“For year 16 of the series we had to pivot to something imaginative,” said DPO artistic director and conductor Neal Gittleman. “Over several months, we assembled the pieces needed to create a streamlined presentation that recreates the traditional Stained Glass-in-church experience.”
Following the same programming concept from past seasons, the 2020-2021 Virtual Stained Glass Series Concerts include a traditional classical symphony, music by an African-American or African-descended composer, and a gospel finale.
In particular, the concerts will feature Beethoven’s rhythmic, beautiful Fourth Symphony, a continuation of a celebration by the DPO of the 250th anniversary of Beethoven’s birth. The performance was recorded and presented this past fall as the DPO returned to the Schuster Center’s Mead Theatre stage during COVID-19 to perform together in a safe, socially-distanced manner.
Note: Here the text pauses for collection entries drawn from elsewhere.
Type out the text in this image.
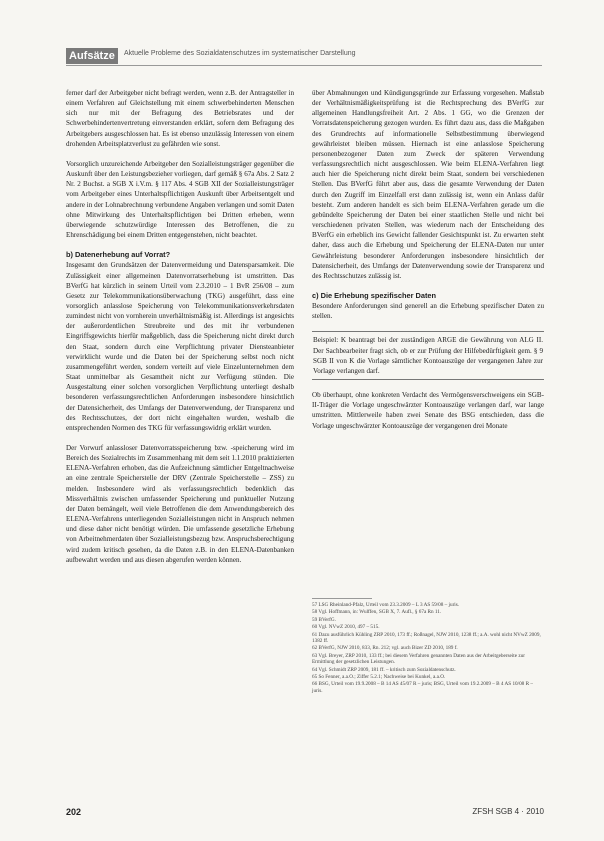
Aufsätze	Aktuelle Probleme des Sozialdatenschutzes im systematischer Darstellung

ferner darf der Arbeitgeber nicht befragt werden, wenn z.B. der Antragsteller in einem Verfahren auf Gleichstellung mit einem schwerbehinderten Menschen sich nur mit der Befragung des Betriebsrates und der Schwerbehindertenvertretung einverstanden erklärt, sofern dem Befragung des Arbeitgebers ausgeschlossen hat. Es ist ebenso unzulässig Interessen von einem drohenden Arbeitsplatzverlust zu gefährden wie sonst.

Vorsorglich unzureichende Arbeitgeber den Sozialleistungsträger gegenüber die Auskunft über den Leistungsbezieher vorliegen, darf gemäß § 67a Abs. 2 Satz 2 Nr. 2 Buchst. a SGB X i.V.m. § 117 Abs. 4 SGB XII der Sozialleistungsträger vom Arbeitgeber eines Unterhaltspflichtigen Auskunft über Arbeitsentgelt und andere in der Lohnabrechnung verbundene Angaben verlangen und somit Daten ohne Mitwirkung des Unterhaltspflichtigen bei Dritten erheben, wenn überwiegende schutzwürdige Interessen des Betroffenen, die zu Ehrenschädigung bei einem Dritten entgegenstehen, nicht beachtet.

b) Datenerhebung auf Vorrat?

Insgesamt den Grundsätzen der Datenvermeidung und Datensparsamkeit. Die Zulässigkeit einer allgemeinen Datenvorratserhebung ist umstritten. Das BVerfG hat kürzlich in seinem Urteil vom 2.3.2010 – 1 BvR 256/08 – zum Gesetz zur Telekommunikationsüberwachung (TKG) ausgeführt, dass eine vorsorglich anlasslose Speicherung von Telekommunikationsverkehrsdaten zumindest nicht von vornherein unverhältnismäßig ist. Allerdings ist angesichts der außerordentlichen Streubreite und des mit ihr verbundenen Eingriffsgewichts hierfür maßgeblich, dass die Speicherung nicht direkt durch den Staat, sondern durch eine Verpflichtung privater Diensteanbieter verwirklicht wurde und die Daten bei der Speicherung selbst noch nicht zusammengeführt werden, sondern verteilt auf viele Einzelunternehmen dem Staat unmittelbar als Gesamtheit nicht zur Verfügung stünden. Die Ausgestaltung einer solchen vorsorglichen Verpflichtung unterliegt deshalb besonderen verfassungsrechtlichen Anforderungen insbesondere hinsichtlich der Datensicherheit, des Umfangs der Datenverwendung, der Transparenz und des Rechtsschutzes, der dort nicht eingehalten wurden, weshalb die entsprechenden Normen des TKG für verfassungswidrig erklärt wurden.

Der Vorwurf anlassloser Datenvorratsspeicherung bzw. -speicherung wird im Bereich des Sozialrechts im Zusammenhang mit dem seit 1.1.2010 praktizierten ELENA-Verfahren erhoben, das die Aufzeichnung sämtlicher Entgeltnachweise an eine zentrale Speicherstelle der DRV (Zentrale Speicherstelle – ZSS) zu melden. Insbesondere wird als verfassungsrechtlich bedenklich das Missverhältnis zwischen umfassender Speicherung und punktueller Nutzung der Daten bemängelt, weil viele Betroffenen die dem Anwendungsbereich des ELENA-Verfahrens unterliegenden Sozialleistungen nicht in Anspruch nehmen und diese daher nicht benötigt würden. Die umfassende gesetzliche Erhebung von Arbeitnehmerdaten über Sozialleistungsbezug bzw. Anspruchsberechtigung wird zudem kritisch gesehen, da die Daten z.B. in den ELENA-Datenbanken aufbewahrt werden und aus diesen abgerufen werden können.

über Abmahnungen und Kündigungsgründe zur Erfassung vorgesehen. Maßstab der Verhältnismäßigkeitsprüfung ist die Rechtsprechung des BVerfG zur allgemeinen Handlungsfreiheit Art. 2 Abs. 1 GG, wo die Grenzen der Vorratsdatenspeicherung gezogen wurden. Es führt dazu aus, dass die Maßgaben des Grundrechts auf informationelle Selbstbestimmung überwiegend gewährleistet bleiben müssen. Hiernach ist eine anlasslose Speicherung personenbezogener Daten zum Zweck der späteren Verwendung verfassungsrechtlich nicht ausgeschlossen. Wie beim ELENA-Verfahren liegt auch hier die Speicherung nicht direkt beim Staat, sondern bei verschiedenen Stellen. Das BVerfG führt aber aus, dass die gesamte Verwendung der Daten durch den Zugriff im Einzelfall erst dann zulässig ist, wenn ein Anlass dafür besteht. Zum anderen handelt es sich beim ELENA-Verfahren gerade um die gebündelte Speicherung der Daten bei einer staatlichen Stelle und nicht bei verschiedenen privaten Stellen, was wiederum nach der Entscheidung des BVerfG ein erheblich ins Gewicht fallender Gesichtspunkt ist. Zu erwarten steht daher, dass auch die Erhebung und Speicherung der ELENA-Daten nur unter Gewährleistung besonderer Anforderungen insbesondere hinsichtlich der Datensicherheit, des Umfangs der Datenverwendung sowie der Transparenz und des Rechtsschutzes zulässig ist.

c) Die Erhebung spezifischer Daten

Besondere Anforderungen sind generell an die Erhebung spezifischer Daten zu stellen.

Beispiel: K beantragt bei der zuständigen ARGE die Gewährung von ALG II. Der Sachbearbeiter fragt sich, ob er zur Prüfung der Hilfebedürftigkeit gem. § 9 SGB II von K die Vorlage sämtlicher Kontoauszüge der vergangenen Jahre zur Vorlage verlangen darf.

Ob überhaupt, ohne konkreten Verdacht des Vermögensverschweigens ein SGB-II-Träger die Vorlage ungeschwärzter Kontoauszüge verlangen darf, war lange umstritten. Mittlerweile haben zwei Senate des BSG entschieden, dass die Vorlage ungeschwärzter Kontoauszüge der vergangenen drei Monate

57 LSG Rheinland-Pfalz, Urteil vom 23.3.2009 – L 3 AS 59/08 – juris.
58 Vgl. Hoffmann, in: Wulffen, SGB X, 7. Aufl., § 67a Rn 11.
59 BVerfG.
60 Vgl. NVwZ 2010, 497 – 515.
61 Dazu ausführlich Kühling ZRP 2010, 173 ff.; Roßnagel, NJW 2010, 1238 ff.; a.A. wohl nicht NVwZ 2009, 1382 ff.
62 BVerfG, NJW 2010, 833, Rn. 212; vgl. auch Bizer ZD 2010, 189 f.
63 Vgl. Breyer, ZRP 2010, 133 ff.; bei diesem Verfahren genannten Daten aus der Arbeitgeberseite zur Ermittlung der gesetzlichen Leistungen.
64 Vgl. Schmidt ZRP 2009, 181 ff. – kritisch zum Sozialdatenschutz.
65 So Fenner, a.a.O.; Ziffer 5.2.1; Nachweise bei Kunkel, a.a.O.
66 BSG, Urteil vom 19.9.2008 – B 14 AS 45/07 R – juris; BSG, Urteil vom 19.2.2009 – B 4 AS 10/08 R – juris.
202	ZFSH SGB 4 · 2010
In addition, the concert includes a work by African-American composer Florence Price, the first African-American woman to have her music played by a major symphony orchestra. However, until 10 years ago, her repertoire was largely forgotten until new homeowners of her Chicago resident stumbled upon a trunk filled with her music during a renovation. The DPO will perform Price’s moving “Adoration.”
The June 13 concert program opened with an introduction, invocation and benediction from Kent O. Johnson, pastor of New Season Ministry. The finale included the New Season Ministry choir, under the direction of music director Ray Turner, performing an original song entitled “My Worship” as well as the uplifting “Back Where I Belong,” arranged by Gittleman and accompanied by music from the DPO. The powerful Felita LaRock is the featured soloist. “Back Where I Belong” is notably written by Dr. Schneata Shyne-Turner and Ray Turner.
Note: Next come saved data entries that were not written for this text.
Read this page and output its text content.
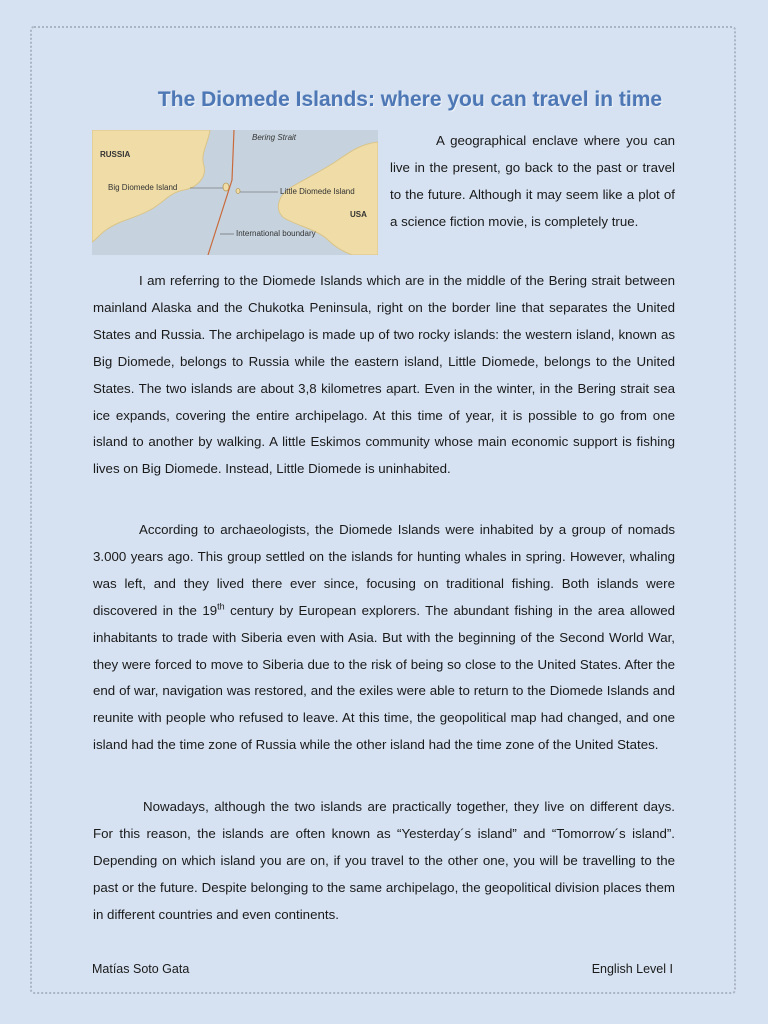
The Diomede Islands: where you can travel in time
RUSSIA
Bering Strait
Big Diomede Island	Little Diomede Island
USA
International boundary
A geographical enclave where you can live in the present, go back to the past or travel to the future. Although it may seem like a plot of a science fiction movie, is completely true.

I am referring to the Diomede Islands which are in the middle of the Bering strait between mainland Alaska and the Chukotka Peninsula, right on the border line that separates the United States and Russia. The archipelago is made up of two rocky islands: the western island, known as Big Diomede, belongs to Russia while the eastern island, Little Diomede, belongs to the United States. The two islands are about 3,8 kilometres apart. Even in the winter, in the Bering strait sea ice expands, covering the entire archipelago. At this time of year, it is possible to go from one island to another by walking. A little Eskimos community whose main economic support is fishing lives on Big Diomede. Instead, Little Diomede is uninhabited.

According to archaeologists, the Diomede Islands were inhabited by a group of nomads 3.000 years ago. This group settled on the islands for hunting whales in spring. However, whaling was left, and they lived there ever since, focusing on traditional fishing. Both islands were discovered in the 19th century by European explorers. The abundant fishing in the area allowed inhabitants to trade with Siberia even with Asia. But with the beginning of the Second World War, they were forced to move to Siberia due to the risk of being so close to the United States. After the end of war, navigation was restored, and the exiles were able to return to the Diomede Islands and reunite with people who refused to leave. At this time, the geopolitical map had changed, and one island had the time zone of Russia while the other island had the time zone of the United States.

Nowadays, although the two islands are practically together, they live on different days. For this reason, the islands are often known as “Yesterday´s island” and “Tomorrow´s island”. Depending on which island you are on, if you travel to the other one, you will be travelling to the past or the future. Despite belonging to the same archipelago, the geopolitical division places them in different countries and even continents.

Matías Soto Gata	English Level I
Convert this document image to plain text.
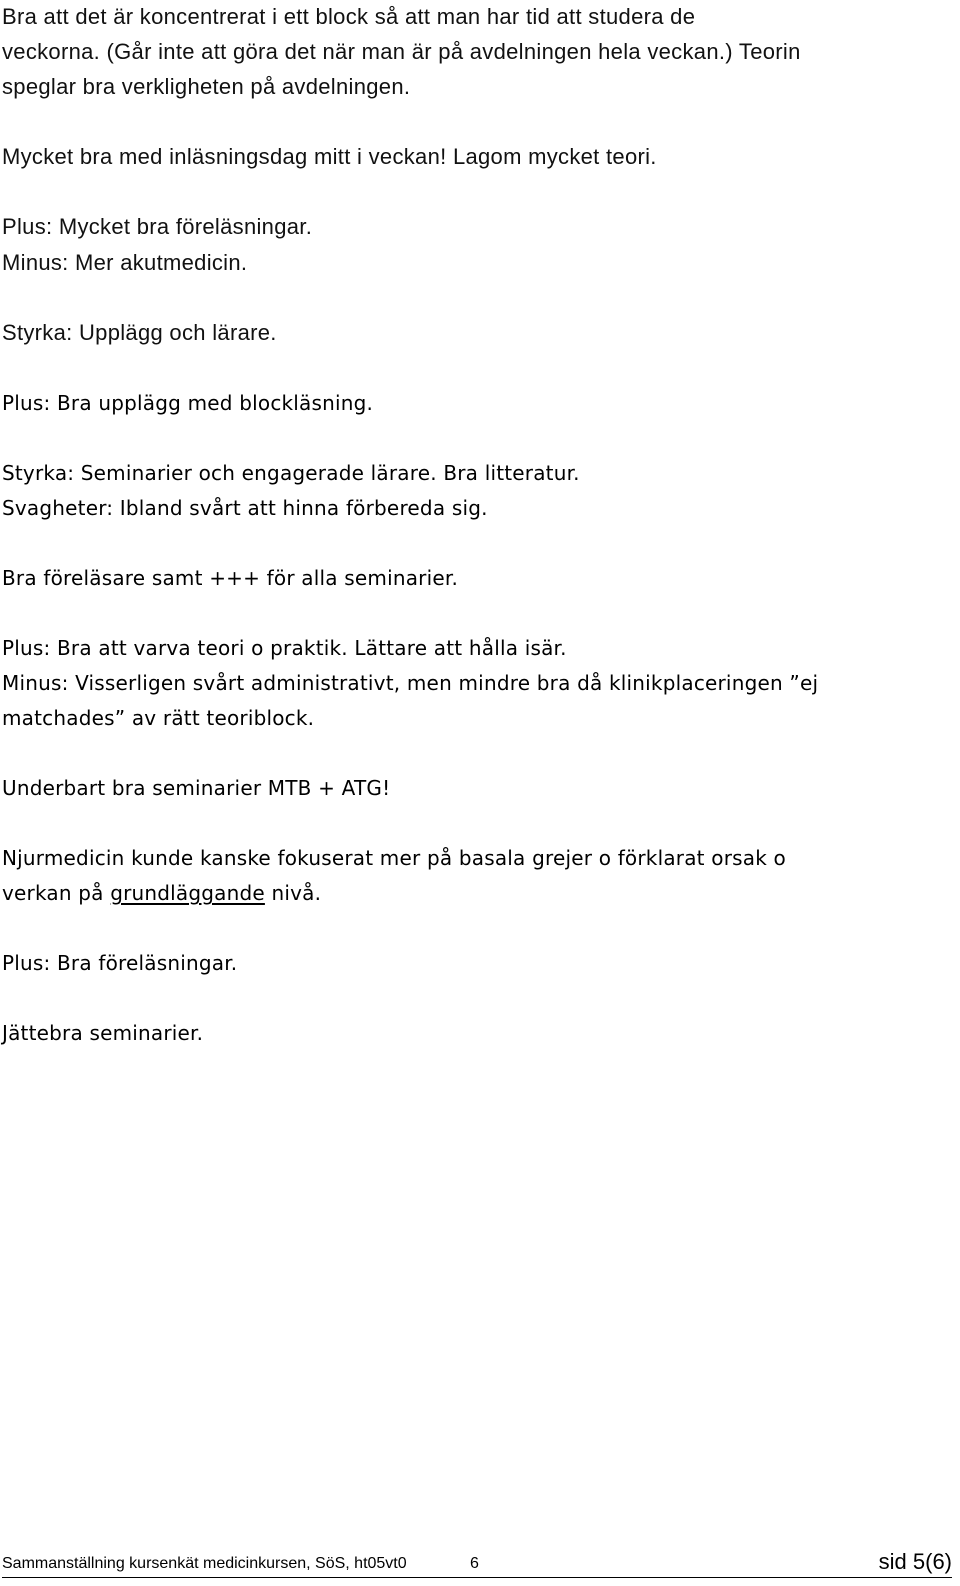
Bra att det är koncentrerat i ett block så att man har tid att studera de
veckorna. (Går inte att göra det när man är på avdelningen hela veckan.) Teorin
speglar bra verkligheten på avdelningen.
Mycket bra med inläsningsdag mitt i veckan! Lagom mycket teori.
Plus: Mycket bra föreläsningar.
Minus: Mer akutmedicin.
Styrka: Upplägg och lärare.
Plus: Bra upplägg med blockläsning.
Styrka: Seminarier och engagerade lärare. Bra litteratur.
Svagheter: Ibland svårt att hinna förbereda sig.
Bra föreläsare samt +++ för alla seminarier.
Plus: Bra att varva teori o praktik. Lättare att hålla isär.
Minus: Visserligen svårt administrativt, men mindre bra då klinikplaceringen ”ej
matchades” av rätt teoriblock.
Underbart bra seminarier MTB + ATG!
Njurmedicin kunde kanske fokuserat mer på basala grejer o förklarat orsak o
verkan på grundläggande nivå.
Plus: Bra föreläsningar.
Jättebra seminarier.
Sammanställning kursenkät medicinkursen, SöS, ht05vt0	6	sid 5(6)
This virtual performance can be viewed by visiting www.vimeo.com/559182176. It will be available for viewing until Sunday, June 27.
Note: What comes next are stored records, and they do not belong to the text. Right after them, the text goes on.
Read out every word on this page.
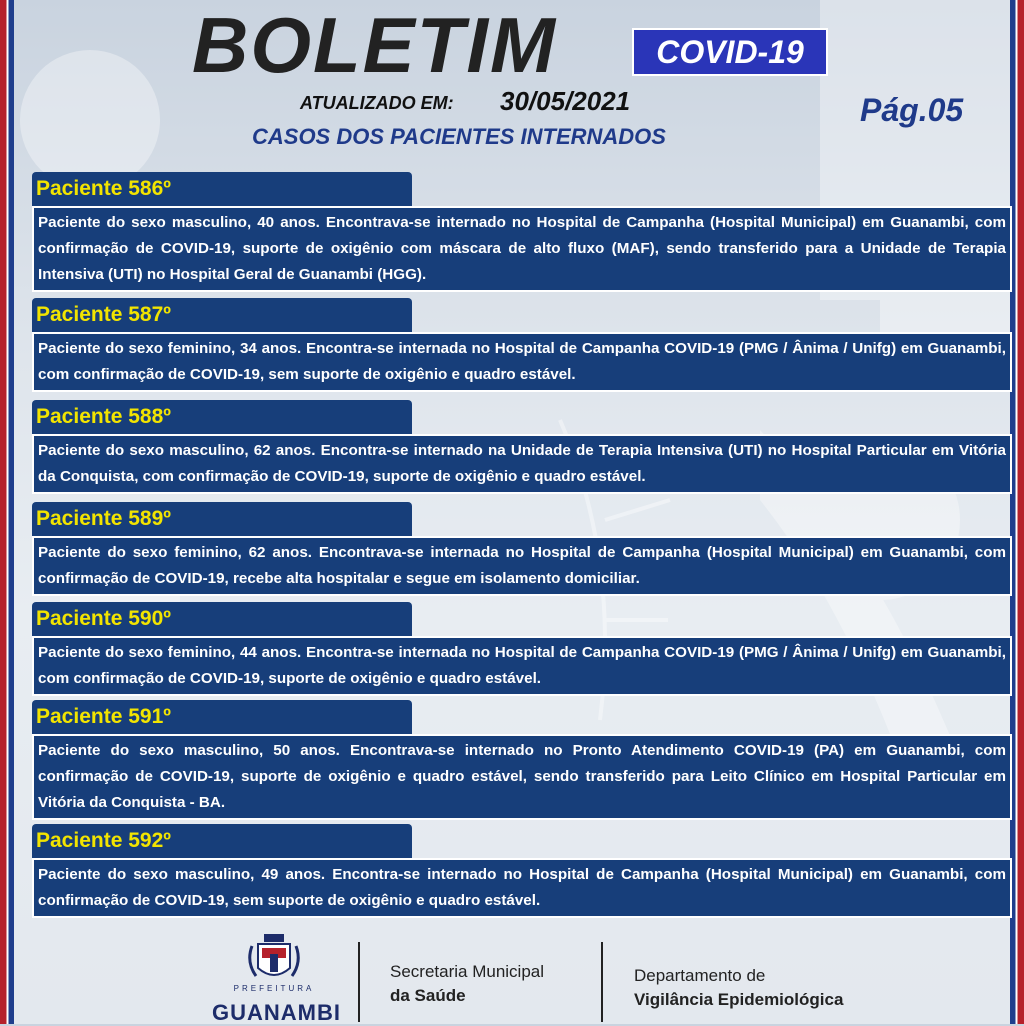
BOLETIM	COVID-19
ATUALIZADO EM: 30/05/2021	Pág.05
CASOS DOS PACIENTES INTERNADOS
Paciente 586º
Paciente do sexo masculino, 40 anos. Encontrava-se internado no Hospital de Campanha (Hospital Municipal) em Guanambi, com confirmação de COVID-19, suporte de oxigênio com máscara de alto fluxo (MAF), sendo transferido para a Unidade de Terapia Intensiva (UTI) no Hospital Geral de Guanambi (HGG).
Paciente 587º
Paciente do sexo feminino, 34 anos. Encontra-se internada no Hospital de Campanha COVID-19 (PMG / Ânima / Unifg) em Guanambi, com confirmação de COVID-19, sem suporte de oxigênio e quadro estável.
Paciente 588º
Paciente do sexo masculino, 62 anos. Encontra-se internado na Unidade de Terapia Intensiva (UTI) no Hospital Particular em Vitória da Conquista, com confirmação de COVID-19, suporte de oxigênio e quadro estável.
Paciente 589º
Paciente do sexo feminino, 62 anos. Encontrava-se internada no Hospital de Campanha (Hospital Municipal) em Guanambi, com confirmação de COVID-19, recebe alta hospitalar e segue em isolamento domiciliar.
Paciente 590º
Paciente do sexo feminino, 44 anos. Encontra-se internada no Hospital de Campanha COVID-19 (PMG / Ânima / Unifg) em Guanambi, com confirmação de COVID-19, suporte de oxigênio e quadro estável.
Paciente 591º
Paciente do sexo masculino, 50 anos. Encontrava-se internado no Pronto Atendimento COVID-19 (PA) em Guanambi, com confirmação de COVID-19, suporte de oxigênio e quadro estável, sendo transferido para Leito Clínico em Hospital Particular em Vitória da Conquista - BA.
Paciente 592º
Paciente do sexo masculino, 49 anos. Encontra-se internado no Hospital de Campanha (Hospital Municipal) em Guanambi, com confirmação de COVID-19, sem suporte de oxigênio e quadro estável.
PREFEITURA
GUANAMBI
Secretaria Municipal
da Saúde
Departamento de
Vigilância Epidemiológica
“The cool thing about the streamed version is that each church will have its own custom version, with an introduction, invocation and benediction by the church’s pastor, and, if possible, a videoed performance by the church’s choir and musicians without the orchestra,” said Gittleman. “And we can make custom versions available to more churches than we could typically serve with live performances, including smaller churches where the orchestra wouldn’t fit. So, I hope we’ll be able to release several more versions of the stream throughout the summer.”